Ester Bueno

Las múltiples imágenes

Ester Bueno


Ebrios como dioses

28/04/2023

Me pregunto qué tipo de adicción es la que provoca el poder como para que algunas personas se pongan en ridículo delante de la inmensa humanidad, y sobre todo ante sí mismas, por preservar unas prerrogativas, ínfimas en muchas ocasiones, que les permitan seguir en una mal entendida sensación de pertenencia a algo, que nadie les ha otorgado, como si fuera un placet perpetuo, excepto su propio egocentrismo cultivado al calor de unos cuantos palmeros malhadados. 
Probablemente, y dejando a un lado los asuntos pecuniarios que llevan aparejados algunos de los lugares de poder, ese adherirse a un puesto, bien sea de forma repetitiva o de manera saltarina según sople el aire, tiene mucho que ver con la necesidad de reconocimiento, y lleva implícita una vacuidad vital inmensa.

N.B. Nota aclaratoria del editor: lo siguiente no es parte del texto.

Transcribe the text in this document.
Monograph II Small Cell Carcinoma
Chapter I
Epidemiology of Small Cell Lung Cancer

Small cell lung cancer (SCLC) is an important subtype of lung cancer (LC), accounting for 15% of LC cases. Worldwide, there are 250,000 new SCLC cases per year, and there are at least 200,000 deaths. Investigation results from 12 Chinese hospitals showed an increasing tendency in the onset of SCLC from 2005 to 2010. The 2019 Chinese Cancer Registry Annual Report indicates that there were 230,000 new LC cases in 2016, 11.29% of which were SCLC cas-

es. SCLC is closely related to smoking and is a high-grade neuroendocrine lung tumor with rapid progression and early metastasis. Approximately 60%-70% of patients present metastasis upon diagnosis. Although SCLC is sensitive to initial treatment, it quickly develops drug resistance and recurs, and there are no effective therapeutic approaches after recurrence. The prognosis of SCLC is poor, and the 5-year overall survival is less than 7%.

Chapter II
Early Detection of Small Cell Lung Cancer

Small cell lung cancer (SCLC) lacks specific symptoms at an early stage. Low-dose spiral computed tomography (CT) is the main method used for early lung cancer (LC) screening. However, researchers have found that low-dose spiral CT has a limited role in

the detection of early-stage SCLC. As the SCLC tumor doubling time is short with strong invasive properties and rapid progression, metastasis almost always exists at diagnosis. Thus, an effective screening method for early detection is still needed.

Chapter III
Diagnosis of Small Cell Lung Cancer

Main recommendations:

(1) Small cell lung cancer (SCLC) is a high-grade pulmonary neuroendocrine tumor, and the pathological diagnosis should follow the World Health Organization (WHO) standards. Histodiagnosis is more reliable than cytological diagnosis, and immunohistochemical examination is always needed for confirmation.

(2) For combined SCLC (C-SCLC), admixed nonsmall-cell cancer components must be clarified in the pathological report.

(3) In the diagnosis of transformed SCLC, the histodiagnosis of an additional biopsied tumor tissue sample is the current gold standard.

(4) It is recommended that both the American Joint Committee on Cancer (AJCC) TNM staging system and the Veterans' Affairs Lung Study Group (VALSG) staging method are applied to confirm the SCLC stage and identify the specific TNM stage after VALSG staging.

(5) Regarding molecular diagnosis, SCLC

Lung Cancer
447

No hablo, ni mucho menos, de los que prestan un servicio a los demás durante un periodo determinado, con honestidad y dedicación, y que llegado el momento preciso, elegantemente y sin alharacas, ceden el paso a otros, retomando aspectos de su existencia que, quizás por las excesivas horas de trabajo, relegaron a un segundo plano. Me refiero a  aquellos que son incapaces de estar fuera de lo que es el «poder» y que cruzan los límites del decoro por unas migajas de popularidad o por un plato de lentejas.
Este segundo grupo humano se caracteriza por no tener otro tipo de «poderes». Personas que no tienen el poder de ser independientes económicamente en algunos casos y se venden al mejor postor parar subsistir sin trabajo conocido; aquellos que no tienen el poder de hacer amigos y que necesidad formar parte de un grupo heterogéneo, y en muchos casos destructivo, que reafirme su maltrecha autoestima; también los que no tienen el poder de perdonar y perdonarse, y por despecho batallan para demostrar que nadie puede con ellos y, para finalizar el catálogo, están los narcisistas, los que no tienen el poder de darse cuenta de que nadie está interesado en ellos, salvo ellos, pero cuya vida no tendría sentido sin el poder. 
El gran problema se presenta en la dicotomía entre ambos colectivos: el de los servidores leales y pasajeros y el de las garrapatas perpetuas y obstinadas en permanecer en el poder al precio que sea. Y es que los leales siempre son generosos, saben gestionar las complejidades emocionales propias, las necesidades de su propio yo y las de su entorno, pueden etiquetar los conceptos de finitud y límite y, lo que es primordial, tienen una perspectiva de vida propia, proyectada adelante, fuera de ese poder que ejercieron con mesura cuando les tocó. Pero los otros, los ácaros, gastan sus cuatro etapas de desarrollo en el poder: huevo, larva, ninfa y vida adulta poderosa, de manera lenta y cansina, de tal forma que quizás les pille la jubilación en el intento de permanencia, que probablemente es lo que quieran. Añadiendo a estas lindezas la mala entraña que proyectan hacia cualquiera que les pudiera hacer sombra en su atalaya, destruyendo si es preciso sin ningún tipo de contemplación. 
No sería tan grave si ese poder del que hablamos, que se despliega en muchos ámbitos, especialmente en lo público, no fuera un elemento colectivo, de representación, de vida democrática. Una cultura que permite que personas sin ningún elemento de juicio, simplemente por dejadez del resto, sigan ejerciendo el poder, los poderes, grandes o pequeños, sin que exista una crítica directa de la sociedad ante esas actitudes, es una cultura en decadencia. Ese laisser faire, laisser passer, la costumbre de la mínima intervención del individuo ante las injusticias por propia voluntad, la comodidad que da el ver los acontecimientos desde la distancia, sin inmiscuirse, sin quemarse la piel, nos lleva a un escenario desgarrador. Estamos permitiendo, a pequeña y gran escala, que el ejercicio del poder se haya convertido en una conducta macabra y extremadamente peligrosa, gracias a la inacción de la mayoría, y así están los que no quieren bajarse de sus sillas, ebrios como dioses.